Wendell “Ray” Alcorn: Seven Years a Prisoner of War

Ray Alcorn grew up on a farm in Pennsylvania. He served 30 years in the U.S. Navy including seven years as a prisoner of war. His last assignment before retirement as a Captain was as Dean of Students at the Naval War College. Alcorn and his wife, Karen, moved to Brevard full-time in 2006 and enjoy living near his sister and brother-in-law, Lou and Mike Shelley. Below, in his own words, is Ray Alcorn’s Vietnam story.

My brother and I were in a field baling hay one day while the National Guard practiced their maneuvers in F102s overhead. One pilot came down low and behind us and went over us at about 50’ then went rolling up into the air. I told my brother, “Someday I’m going to trade this tractor in for one of those.”
After college I went to Officer Candidate School for naval aviation and got my wings in June of 1963. In late 1965 our squadron was sent to Vietnam on the USS Enterprise, our country’s first nuclear powered aircraft carrier.

Shoot-Down
We started flying missions in Vietnam on December 2, 1965. On the 20th of December, on my 29th combat mission, I was shot down. On that day, we were to fly our first alpha strike — 90 airplanes going against a huge power plant complex outside the city of Hai Phong. The weather was terrible, about 400 foot overcast, 2-mile visibility and our Admiral sent word to Washington that we shouldn’t fly this mission. Washington said “Go hit it today. We don’t care what you have to do.”

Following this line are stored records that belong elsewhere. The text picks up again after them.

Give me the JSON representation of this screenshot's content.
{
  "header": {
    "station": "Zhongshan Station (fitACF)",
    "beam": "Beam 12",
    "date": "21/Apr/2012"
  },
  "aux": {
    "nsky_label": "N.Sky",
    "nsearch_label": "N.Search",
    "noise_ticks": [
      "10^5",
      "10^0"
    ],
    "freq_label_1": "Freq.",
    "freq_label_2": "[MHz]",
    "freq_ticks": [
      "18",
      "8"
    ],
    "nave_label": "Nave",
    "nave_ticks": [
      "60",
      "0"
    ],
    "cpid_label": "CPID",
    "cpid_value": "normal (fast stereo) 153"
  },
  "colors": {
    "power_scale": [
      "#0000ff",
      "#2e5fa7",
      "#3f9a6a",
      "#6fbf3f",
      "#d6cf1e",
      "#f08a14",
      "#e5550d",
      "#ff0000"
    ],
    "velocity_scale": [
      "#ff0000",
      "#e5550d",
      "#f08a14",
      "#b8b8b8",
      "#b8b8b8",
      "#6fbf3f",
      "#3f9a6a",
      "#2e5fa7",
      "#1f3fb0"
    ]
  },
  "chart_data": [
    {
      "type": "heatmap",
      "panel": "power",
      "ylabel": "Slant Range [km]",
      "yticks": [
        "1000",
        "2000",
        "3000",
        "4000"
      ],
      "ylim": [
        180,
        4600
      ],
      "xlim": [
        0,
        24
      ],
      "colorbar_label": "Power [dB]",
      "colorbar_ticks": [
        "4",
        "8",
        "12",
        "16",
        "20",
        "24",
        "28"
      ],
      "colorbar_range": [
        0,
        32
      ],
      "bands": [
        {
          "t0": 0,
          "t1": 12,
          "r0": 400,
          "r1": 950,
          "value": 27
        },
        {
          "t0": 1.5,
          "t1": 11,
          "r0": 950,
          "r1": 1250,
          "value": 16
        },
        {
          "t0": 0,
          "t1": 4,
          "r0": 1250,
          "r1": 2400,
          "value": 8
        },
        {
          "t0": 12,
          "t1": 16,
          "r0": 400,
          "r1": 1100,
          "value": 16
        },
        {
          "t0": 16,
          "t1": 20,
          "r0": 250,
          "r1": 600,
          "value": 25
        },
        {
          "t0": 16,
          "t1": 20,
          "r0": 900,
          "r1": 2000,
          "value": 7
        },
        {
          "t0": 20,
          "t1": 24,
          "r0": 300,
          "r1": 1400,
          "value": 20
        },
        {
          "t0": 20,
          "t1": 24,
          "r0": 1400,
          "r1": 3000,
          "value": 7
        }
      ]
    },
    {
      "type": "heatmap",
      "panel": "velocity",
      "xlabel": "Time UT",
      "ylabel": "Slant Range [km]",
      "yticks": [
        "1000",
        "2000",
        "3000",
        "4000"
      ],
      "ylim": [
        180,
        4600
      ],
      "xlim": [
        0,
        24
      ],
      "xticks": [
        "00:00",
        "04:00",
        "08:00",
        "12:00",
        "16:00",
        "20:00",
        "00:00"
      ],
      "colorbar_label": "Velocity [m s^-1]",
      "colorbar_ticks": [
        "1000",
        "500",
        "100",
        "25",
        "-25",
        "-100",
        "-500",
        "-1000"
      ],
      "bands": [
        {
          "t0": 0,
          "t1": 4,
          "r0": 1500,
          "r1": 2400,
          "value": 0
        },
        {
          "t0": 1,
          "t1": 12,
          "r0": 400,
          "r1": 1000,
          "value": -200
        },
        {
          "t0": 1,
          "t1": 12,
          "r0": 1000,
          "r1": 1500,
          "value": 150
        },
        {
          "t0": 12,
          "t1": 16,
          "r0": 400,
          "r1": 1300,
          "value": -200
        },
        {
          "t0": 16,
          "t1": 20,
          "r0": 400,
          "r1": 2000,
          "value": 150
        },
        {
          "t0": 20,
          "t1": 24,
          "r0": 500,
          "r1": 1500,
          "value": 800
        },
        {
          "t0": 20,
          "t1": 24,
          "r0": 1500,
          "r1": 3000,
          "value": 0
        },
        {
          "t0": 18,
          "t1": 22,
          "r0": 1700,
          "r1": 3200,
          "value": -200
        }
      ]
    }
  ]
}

We went in at 50 feet. We had flights of 4 in tight formation and we all dropped when the leader dropped. Ours was the 3rd flight through. Just as I was dropping my bombs, I was hit in the cockpit, a shell went through my oxygen mask, a shell hit me in the side of the neck and the oxygen mask blew up. I was temporarily blinded. At 500 miles per hour at 50 feet and unable to see, I had to make a quick decision. I’ll always live with the question of whether I made the right decision, because in a matter of seconds I could see again. But by that time I had ejected and was standing on the ground.